Sabato della 14ª settimana del Tempo Ordinario (II)

Letture del sabato della 14ª settimana del Tempo Ordinario. Lezionario Romano (Anno II).

Prima Lettura

Is 6,1-8

Dal libro del profeta Isaìa

Nell’anno in cui morì il re Ozìa, io vidi il Signore seduto su un trono alto ed elevato; i lembi del suo manto riempivano il tempio. Sopra di lui stavano dei serafini; ognuno aveva sei ali: con due si copriva la faccia, con due si copriva i piedi e con due volava. Proclamavano l’uno all’altro, dicendo:

«Santo, santo, santo il Signore degli eserciti!
Tutta la terra è piena della sua gloria».

Vibravano gli stipiti delle porte al risuonare di quella voce, mentre il tempio si riempiva di fumo. E dissi:

«Ohimè! Io sono perduto,
perché un uomo dalle labbra impure io sono
e in mezzo a un popolo
dalle labbra impure io abito;
eppure i miei occhi hanno visto
il re, il Signore degli eserciti».

Allora uno dei serafini volò verso di me; teneva in mano un carbone ardente che aveva preso con le molle dall’altare. Egli mi toccò la bocca e disse:

«Ecco, questo ha toccato le tue labbra,
perciò è scomparsa la tua colpa
e il tuo peccato è espiato».

Poi io udii la voce del Signore che diceva: «Chi manderò e chi andrà per noi?». E io risposi: «Eccomi, manda me!».

Salmo Responsoriale

Sal 92 (93)

℟. Il Signore regna, si riveste di maestà.

Oppure:

℟. Santo è il Signore, Dio dell’universo.
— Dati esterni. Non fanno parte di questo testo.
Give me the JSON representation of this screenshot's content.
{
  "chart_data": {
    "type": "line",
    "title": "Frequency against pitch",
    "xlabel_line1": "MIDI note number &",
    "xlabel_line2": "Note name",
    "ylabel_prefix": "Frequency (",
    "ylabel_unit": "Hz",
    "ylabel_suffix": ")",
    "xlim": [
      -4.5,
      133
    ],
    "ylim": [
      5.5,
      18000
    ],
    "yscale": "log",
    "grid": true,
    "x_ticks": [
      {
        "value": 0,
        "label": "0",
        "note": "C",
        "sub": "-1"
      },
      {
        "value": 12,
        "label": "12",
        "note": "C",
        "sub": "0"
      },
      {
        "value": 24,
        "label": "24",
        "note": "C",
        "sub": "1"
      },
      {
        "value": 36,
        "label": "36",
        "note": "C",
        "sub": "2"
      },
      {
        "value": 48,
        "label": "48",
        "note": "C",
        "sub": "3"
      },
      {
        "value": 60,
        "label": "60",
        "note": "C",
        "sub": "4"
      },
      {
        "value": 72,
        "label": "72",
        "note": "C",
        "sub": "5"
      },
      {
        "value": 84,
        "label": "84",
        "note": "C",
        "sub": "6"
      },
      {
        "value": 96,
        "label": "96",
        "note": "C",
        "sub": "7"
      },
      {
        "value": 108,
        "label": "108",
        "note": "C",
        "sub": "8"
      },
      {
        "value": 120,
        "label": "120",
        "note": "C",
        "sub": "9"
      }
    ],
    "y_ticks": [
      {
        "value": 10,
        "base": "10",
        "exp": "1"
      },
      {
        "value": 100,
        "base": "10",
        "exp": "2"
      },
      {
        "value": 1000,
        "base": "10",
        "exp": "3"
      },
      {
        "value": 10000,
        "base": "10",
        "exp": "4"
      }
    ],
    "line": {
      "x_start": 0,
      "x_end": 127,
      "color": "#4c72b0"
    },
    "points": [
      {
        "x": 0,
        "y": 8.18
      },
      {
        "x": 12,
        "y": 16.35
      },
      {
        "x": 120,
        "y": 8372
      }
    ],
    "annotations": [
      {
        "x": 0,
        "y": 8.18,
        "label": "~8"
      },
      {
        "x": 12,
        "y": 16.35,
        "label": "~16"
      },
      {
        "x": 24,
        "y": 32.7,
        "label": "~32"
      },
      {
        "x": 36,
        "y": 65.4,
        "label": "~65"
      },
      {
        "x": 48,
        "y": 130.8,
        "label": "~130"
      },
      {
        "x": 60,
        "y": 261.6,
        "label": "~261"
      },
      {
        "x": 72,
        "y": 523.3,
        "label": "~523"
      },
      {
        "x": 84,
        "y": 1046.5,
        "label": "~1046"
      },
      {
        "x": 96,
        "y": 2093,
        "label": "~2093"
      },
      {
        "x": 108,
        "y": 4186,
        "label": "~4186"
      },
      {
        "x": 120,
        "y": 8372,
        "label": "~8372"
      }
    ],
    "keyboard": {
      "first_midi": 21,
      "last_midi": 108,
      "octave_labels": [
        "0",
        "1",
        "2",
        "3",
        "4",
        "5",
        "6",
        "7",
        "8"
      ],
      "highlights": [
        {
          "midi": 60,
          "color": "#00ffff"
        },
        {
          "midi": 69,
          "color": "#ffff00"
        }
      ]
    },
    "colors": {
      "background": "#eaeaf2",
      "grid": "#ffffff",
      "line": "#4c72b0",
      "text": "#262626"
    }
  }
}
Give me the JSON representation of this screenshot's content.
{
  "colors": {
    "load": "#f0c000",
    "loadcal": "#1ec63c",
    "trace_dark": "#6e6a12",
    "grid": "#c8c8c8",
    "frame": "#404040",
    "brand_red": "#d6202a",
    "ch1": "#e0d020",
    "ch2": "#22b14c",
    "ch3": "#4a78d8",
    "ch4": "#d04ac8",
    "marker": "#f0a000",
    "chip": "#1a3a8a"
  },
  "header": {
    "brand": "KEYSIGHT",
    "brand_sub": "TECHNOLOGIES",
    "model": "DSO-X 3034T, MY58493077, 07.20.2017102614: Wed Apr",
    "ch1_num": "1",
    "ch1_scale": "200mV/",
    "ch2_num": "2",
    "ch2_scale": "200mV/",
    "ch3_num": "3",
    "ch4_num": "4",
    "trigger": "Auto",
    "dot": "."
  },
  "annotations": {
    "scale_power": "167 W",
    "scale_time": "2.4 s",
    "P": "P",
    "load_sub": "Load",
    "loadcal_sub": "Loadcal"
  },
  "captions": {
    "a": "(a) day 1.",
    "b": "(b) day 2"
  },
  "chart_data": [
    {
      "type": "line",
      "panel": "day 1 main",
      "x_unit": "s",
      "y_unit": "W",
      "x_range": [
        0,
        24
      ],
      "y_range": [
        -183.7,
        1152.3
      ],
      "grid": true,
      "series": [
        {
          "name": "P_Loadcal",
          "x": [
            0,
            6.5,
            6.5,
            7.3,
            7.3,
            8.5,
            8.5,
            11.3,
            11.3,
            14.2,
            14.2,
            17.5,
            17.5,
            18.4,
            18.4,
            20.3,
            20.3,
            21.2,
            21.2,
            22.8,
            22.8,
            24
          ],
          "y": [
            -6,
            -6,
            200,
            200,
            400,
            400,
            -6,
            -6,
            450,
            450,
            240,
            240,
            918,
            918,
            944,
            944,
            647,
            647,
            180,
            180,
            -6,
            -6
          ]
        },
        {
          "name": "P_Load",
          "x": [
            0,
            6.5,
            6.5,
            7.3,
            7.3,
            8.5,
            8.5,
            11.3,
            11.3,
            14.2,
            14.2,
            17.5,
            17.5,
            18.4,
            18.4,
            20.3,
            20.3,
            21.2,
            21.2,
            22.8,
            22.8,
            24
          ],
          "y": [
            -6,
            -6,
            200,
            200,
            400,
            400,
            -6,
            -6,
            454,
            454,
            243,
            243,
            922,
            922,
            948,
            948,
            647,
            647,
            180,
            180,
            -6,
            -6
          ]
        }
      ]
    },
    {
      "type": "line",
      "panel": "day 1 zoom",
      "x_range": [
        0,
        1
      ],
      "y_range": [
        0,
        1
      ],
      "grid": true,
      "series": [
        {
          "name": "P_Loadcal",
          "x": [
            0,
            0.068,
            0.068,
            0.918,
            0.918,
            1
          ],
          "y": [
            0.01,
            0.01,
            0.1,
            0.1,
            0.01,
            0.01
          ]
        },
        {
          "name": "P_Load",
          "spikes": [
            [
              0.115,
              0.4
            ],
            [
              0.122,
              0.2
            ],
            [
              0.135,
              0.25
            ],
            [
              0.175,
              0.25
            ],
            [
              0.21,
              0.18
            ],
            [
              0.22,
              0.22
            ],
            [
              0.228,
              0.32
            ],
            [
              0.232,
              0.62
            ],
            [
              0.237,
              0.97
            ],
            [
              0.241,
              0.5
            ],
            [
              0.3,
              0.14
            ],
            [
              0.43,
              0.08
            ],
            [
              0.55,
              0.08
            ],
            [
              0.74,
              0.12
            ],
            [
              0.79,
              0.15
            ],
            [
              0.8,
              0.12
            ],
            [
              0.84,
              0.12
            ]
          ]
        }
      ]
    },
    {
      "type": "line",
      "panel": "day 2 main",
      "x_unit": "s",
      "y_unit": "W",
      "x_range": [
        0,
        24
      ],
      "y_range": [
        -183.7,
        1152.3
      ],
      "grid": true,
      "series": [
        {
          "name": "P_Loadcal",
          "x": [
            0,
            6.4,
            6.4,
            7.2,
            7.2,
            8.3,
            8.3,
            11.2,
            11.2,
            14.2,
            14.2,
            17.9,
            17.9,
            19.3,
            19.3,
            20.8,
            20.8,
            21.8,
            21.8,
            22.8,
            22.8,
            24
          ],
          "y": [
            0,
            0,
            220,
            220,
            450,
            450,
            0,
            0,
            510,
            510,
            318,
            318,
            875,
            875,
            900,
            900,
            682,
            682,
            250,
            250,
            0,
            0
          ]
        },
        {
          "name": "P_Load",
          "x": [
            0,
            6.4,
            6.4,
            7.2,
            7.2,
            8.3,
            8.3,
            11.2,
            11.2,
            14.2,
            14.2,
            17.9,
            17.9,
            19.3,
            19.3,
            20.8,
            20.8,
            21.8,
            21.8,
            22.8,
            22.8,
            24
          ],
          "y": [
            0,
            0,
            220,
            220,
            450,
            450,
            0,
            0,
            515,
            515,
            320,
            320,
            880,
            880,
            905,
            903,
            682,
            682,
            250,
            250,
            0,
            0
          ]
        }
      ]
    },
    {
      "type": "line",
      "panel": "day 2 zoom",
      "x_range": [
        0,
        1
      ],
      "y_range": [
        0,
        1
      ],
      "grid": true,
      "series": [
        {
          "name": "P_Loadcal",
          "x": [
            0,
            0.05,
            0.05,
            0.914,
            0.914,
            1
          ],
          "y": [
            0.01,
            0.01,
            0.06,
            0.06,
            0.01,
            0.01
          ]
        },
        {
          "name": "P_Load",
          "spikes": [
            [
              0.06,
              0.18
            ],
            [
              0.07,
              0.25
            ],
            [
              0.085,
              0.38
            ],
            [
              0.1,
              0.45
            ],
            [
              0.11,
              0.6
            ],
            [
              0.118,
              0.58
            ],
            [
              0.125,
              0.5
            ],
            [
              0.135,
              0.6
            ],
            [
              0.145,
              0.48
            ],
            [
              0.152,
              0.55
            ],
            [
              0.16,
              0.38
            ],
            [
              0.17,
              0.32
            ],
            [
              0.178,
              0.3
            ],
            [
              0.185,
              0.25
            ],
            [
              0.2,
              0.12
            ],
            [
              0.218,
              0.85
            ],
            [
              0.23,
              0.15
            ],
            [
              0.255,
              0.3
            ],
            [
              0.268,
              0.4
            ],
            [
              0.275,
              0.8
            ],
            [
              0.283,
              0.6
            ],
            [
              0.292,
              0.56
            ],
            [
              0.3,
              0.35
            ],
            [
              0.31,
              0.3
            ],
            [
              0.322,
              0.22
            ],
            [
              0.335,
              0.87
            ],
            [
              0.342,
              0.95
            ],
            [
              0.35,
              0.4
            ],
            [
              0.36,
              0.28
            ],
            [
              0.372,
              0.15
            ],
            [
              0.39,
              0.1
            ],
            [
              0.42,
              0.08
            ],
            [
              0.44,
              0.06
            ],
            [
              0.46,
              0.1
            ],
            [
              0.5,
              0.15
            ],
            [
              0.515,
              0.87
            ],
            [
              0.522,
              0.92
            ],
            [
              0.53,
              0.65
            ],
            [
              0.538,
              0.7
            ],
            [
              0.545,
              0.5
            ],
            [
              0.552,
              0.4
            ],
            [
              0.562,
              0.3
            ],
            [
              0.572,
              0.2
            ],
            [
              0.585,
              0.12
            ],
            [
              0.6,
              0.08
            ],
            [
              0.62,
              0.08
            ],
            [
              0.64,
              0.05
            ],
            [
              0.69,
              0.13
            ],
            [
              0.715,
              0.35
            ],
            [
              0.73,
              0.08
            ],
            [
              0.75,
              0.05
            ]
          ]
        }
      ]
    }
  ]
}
Il Signore regna, si riveste di maestà:
si riveste il Signore, si cinge di forza. ℟.

È stabile il mondo, non potrà vacillare.
Stabile è il tuo trono da sempre,
dall’eternità tu sei. ℟.

Davvero degni di fede i tuoi insegnamenti!
La santità si addice alla tua casa
per la durata dei giorni, Signore. ℟.

Canto al Vangelo

(1Pt 4,14)

Alleluia, alleluia.

Beati voi, se venite insultati per il nome di Cristo,
perché lo Spirito di Dio riposa su di voi.

Alleluia.

Vangelo

Mt 10,24-33

Dal Vangelo secondo Matteo

In quel tempo, disse Gesù ai suoi apostoli:

«Un discepolo non è più grande del maestro, né un servo è più grande del suo signore; è sufficiente per il discepolo diventare come il suo maestro e per il servo come il suo signore. Se hanno chiamato Beelzebùl il padrone di casa, quanto più quelli della sua famiglia!

Non abbiate dunque paura di loro, poiché nulla vi è di nascosto che non sarà svelato né di segreto che non sarà conosciuto. Quello che io vi dico nelle tenebre voi ditelo nella luce, e quello che ascoltate all’orecchio voi annunciatelo dalle terrazze.

E non abbiate paura di quelli che uccidono il corpo, ma non hanno potere di uccidere l’anima; abbiate paura piuttosto di colui che ha il potere di far perire nella Geènna e l’anima e il corpo.

Due passeri non si vendono forse per un soldo? Eppure nemmeno uno di essi cadrà a terra senza il volere del Padre vostro. Perfino i capelli del vostro capo sono tutti contati. Non abbiate dunque paura: voi valete più di molti passeri!

Perciò chiunque mi riconoscerà davanti agli uomini, anch’io lo riconoscerò davanti al Padre mio che è nei cieli; chi invece mi rinnegherà davanti agli uomini, anch’io lo rinnegherò davanti al Padre mio che è nei cieli».